Sometimes that answer isn’t chocolate or the bag of chips staring back at you. Sometimes it’s the habit of overthinking everything. Sometimes it’s the way you talk about yourself in your own head. It could be holding onto anger, comparing your life to other people’s, or always putting things off until the last minute. Those are harder things to give up because they’re not objects. They’re patterns.
But maybe that’s the point.
What if Lent wasn’t just about removing something easy or difficult, but about letting go of something that quietly weighs on you? What if instead of giving up junk food, you gave up self-doubt? Instead of deleting one app, you gave up the habit of checking your phone the second you feel uncomfortable or bored. Instead of focusing on what you can’t have, you focused on who you could become.
Ash Wednesday is quiet. There are no decorations or celebrations. Just a small cross of ashes on the forehead and a simple reminder that life is fragile and time is limited. It is not meant to scare you. It’s meant to wake you up a little, to remind you that your days matter and how you spend them matters too.

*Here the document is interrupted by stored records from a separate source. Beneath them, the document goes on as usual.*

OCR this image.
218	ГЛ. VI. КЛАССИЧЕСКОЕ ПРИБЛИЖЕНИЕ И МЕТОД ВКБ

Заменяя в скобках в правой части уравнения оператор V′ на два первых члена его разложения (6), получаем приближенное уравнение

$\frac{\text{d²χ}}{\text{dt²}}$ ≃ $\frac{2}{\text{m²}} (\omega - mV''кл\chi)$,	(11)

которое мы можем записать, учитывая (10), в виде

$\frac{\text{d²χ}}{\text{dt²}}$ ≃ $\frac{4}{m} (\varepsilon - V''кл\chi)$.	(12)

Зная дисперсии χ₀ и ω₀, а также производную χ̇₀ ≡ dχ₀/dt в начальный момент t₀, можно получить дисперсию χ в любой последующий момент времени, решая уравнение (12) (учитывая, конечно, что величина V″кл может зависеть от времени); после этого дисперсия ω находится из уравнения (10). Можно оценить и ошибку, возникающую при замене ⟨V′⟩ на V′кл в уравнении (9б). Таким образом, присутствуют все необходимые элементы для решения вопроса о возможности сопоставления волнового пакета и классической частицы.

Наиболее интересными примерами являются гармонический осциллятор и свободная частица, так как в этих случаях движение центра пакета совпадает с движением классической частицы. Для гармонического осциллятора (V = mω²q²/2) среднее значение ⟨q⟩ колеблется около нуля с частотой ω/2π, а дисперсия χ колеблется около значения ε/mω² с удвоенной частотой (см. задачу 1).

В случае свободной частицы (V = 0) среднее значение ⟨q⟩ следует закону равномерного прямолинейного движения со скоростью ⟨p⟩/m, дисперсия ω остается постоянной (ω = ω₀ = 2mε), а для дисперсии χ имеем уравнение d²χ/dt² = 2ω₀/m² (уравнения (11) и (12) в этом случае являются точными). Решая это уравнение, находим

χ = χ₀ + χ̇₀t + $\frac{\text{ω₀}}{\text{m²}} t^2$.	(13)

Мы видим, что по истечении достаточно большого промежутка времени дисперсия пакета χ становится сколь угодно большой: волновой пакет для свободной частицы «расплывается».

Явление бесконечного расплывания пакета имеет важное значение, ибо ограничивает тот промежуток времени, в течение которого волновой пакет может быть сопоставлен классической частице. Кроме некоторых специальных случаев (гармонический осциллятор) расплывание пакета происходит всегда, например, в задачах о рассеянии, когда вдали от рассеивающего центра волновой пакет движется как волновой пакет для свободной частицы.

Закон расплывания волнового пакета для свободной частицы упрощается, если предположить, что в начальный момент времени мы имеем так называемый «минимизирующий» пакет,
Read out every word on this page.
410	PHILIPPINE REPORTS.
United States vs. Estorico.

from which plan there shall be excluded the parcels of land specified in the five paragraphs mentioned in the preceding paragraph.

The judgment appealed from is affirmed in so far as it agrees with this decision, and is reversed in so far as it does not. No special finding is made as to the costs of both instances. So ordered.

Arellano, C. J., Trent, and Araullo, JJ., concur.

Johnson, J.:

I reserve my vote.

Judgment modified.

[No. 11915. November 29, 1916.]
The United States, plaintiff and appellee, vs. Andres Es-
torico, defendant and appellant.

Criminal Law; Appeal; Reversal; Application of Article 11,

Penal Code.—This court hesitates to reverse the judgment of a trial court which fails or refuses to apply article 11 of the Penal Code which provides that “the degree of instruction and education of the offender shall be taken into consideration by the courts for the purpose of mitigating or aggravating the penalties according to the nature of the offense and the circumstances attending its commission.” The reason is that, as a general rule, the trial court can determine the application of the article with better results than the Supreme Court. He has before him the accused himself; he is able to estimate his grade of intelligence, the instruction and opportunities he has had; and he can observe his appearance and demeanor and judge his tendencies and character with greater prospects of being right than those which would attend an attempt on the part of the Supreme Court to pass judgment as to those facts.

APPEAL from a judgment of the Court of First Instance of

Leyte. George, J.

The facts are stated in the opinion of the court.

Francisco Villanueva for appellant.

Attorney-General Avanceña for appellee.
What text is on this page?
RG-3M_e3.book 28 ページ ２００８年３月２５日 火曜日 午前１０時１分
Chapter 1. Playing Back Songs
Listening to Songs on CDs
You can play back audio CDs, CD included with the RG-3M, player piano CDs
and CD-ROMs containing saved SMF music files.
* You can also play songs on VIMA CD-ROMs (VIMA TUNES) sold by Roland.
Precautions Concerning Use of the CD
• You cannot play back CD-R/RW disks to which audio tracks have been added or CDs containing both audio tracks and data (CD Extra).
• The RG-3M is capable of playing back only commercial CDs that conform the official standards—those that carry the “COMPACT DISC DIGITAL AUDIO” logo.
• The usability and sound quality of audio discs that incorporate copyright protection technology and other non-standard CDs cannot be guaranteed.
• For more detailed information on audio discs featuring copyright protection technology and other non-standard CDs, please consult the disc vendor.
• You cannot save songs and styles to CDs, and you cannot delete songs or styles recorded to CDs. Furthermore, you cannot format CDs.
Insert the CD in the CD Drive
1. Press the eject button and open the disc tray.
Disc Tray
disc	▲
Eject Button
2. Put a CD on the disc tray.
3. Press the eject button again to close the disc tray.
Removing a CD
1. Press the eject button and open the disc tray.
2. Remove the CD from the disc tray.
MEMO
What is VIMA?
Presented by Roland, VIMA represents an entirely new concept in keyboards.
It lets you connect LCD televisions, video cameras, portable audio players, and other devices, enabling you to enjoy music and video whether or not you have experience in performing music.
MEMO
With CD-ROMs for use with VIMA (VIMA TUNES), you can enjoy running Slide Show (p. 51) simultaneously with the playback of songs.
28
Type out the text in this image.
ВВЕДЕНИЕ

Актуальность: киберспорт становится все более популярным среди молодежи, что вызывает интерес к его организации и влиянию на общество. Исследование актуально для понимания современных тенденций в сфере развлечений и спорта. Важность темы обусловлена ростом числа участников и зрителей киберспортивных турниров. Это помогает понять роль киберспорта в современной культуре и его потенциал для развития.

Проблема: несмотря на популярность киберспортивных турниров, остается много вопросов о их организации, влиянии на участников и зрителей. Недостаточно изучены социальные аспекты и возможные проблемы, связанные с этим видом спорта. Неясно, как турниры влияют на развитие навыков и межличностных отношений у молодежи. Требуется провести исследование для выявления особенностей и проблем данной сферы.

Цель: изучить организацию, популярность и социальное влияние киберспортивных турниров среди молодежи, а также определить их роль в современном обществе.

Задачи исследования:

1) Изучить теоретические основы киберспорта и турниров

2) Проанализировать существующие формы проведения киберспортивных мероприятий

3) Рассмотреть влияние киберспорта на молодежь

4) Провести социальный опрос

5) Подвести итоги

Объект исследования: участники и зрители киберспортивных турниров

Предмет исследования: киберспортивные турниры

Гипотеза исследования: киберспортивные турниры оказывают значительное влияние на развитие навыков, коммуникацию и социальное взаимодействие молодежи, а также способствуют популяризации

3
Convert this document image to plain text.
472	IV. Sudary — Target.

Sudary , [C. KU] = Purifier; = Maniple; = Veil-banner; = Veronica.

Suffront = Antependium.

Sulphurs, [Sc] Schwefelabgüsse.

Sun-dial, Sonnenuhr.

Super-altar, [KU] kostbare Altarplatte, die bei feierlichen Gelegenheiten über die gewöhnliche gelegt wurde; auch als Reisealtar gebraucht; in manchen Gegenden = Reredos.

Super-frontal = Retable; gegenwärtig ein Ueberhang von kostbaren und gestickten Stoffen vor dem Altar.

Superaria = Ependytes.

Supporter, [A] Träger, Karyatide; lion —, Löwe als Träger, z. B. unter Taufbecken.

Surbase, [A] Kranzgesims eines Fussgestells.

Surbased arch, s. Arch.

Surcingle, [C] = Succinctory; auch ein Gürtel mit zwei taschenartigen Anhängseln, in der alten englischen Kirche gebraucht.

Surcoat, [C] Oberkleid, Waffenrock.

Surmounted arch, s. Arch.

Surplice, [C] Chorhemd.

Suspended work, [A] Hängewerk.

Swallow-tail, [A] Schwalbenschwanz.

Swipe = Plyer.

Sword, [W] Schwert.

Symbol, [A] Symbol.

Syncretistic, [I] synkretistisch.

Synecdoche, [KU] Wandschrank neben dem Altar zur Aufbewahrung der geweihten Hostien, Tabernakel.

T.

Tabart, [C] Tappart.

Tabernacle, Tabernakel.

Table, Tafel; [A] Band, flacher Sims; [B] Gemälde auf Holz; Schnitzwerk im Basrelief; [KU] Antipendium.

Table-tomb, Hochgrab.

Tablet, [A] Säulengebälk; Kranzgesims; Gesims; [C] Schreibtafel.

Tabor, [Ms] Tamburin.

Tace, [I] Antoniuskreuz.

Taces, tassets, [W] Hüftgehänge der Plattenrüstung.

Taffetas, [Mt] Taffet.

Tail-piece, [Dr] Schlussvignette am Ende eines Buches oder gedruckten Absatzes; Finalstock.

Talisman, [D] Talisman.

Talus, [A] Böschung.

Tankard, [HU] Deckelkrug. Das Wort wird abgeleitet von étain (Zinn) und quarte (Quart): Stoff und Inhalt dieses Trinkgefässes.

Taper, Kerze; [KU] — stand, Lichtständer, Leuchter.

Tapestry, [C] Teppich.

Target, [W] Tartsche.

Even for someone who isn’t Catholic, the idea behind Lent can still feel powerful. Forty days is enough time to remove an unhealthy habit, change a mindset, or let go of something that no longer serves you. It becomes less about religion and more about intention, about choosing growth on purpose.
Maybe this year, the question isn’t “What should I give up?”
Maybe the question is, “What part of me is ready to change?”